Despite years of accusing former President George W. Bush of lying about WMDs in Iraq, a new report from the New York Times shows that the CIA had a secret purchasing program to buy chemical weapons from a secret Iraqi seller to ensure that they did not end up into the wrong hands.
The program, known as Operation Avarice, began in 2005 and lasted through 2006, and was deemed a nonproliferation success. The CIA is believed to have acquired and destroyed up-to 400 Borak rockets, which is an internationally condemned chemical weapon that Saddam Hussein produced in the 1980s but were unaccounted for in the early 1990s after the Persian Gulf war, despite an agreement mandating Saddam verifiably destroy them.
Details of the program remain classified and the CIA has declined to comment, but the discovery of this program is significant because for years anti-war protesters and liberal politicians claimed that the American People were lied to about the reasons of the U.S. invasion of Iraq, stating that no weapons of mass destruction were ever found.

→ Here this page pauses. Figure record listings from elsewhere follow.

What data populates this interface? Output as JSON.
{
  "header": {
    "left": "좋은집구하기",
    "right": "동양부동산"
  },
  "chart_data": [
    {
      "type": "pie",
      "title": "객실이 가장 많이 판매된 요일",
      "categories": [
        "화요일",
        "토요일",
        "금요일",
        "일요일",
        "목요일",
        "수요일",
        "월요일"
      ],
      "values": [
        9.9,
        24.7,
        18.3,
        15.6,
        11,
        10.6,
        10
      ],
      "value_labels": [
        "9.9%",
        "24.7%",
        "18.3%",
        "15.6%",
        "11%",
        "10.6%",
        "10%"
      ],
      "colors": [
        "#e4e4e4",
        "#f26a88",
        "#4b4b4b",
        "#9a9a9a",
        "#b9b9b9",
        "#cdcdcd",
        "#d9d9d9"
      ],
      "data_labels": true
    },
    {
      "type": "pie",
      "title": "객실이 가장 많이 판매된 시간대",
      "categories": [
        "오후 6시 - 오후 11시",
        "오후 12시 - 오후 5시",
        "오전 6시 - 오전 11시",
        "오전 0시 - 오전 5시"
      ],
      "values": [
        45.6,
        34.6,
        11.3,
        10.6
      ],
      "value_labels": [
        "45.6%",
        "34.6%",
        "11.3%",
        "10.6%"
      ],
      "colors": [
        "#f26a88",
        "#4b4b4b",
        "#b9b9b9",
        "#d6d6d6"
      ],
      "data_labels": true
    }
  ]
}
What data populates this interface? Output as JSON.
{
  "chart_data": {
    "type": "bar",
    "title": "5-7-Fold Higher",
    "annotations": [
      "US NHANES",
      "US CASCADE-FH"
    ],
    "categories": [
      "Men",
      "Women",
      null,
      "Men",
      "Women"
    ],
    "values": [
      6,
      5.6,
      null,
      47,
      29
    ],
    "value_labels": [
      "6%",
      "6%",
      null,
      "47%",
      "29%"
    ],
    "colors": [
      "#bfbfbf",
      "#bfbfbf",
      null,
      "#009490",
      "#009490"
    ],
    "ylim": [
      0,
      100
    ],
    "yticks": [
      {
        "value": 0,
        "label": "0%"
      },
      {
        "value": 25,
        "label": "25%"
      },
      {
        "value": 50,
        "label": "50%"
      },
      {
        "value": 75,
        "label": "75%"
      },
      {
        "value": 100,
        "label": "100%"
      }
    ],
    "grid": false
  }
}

As Ed Morrissey notes over at Hot Air, the debate about WMDs in Iraq is far more nuanced than the hackneyed “Bush lied” response. Sarin-filled chemical weapons were found, although at this point, it doesn’t seem as though these weapons were new procurements — just older ones that Saddam was trying to conceal from UN investigators, which was still a violation of the 1991 cease-fire agreement he had signed.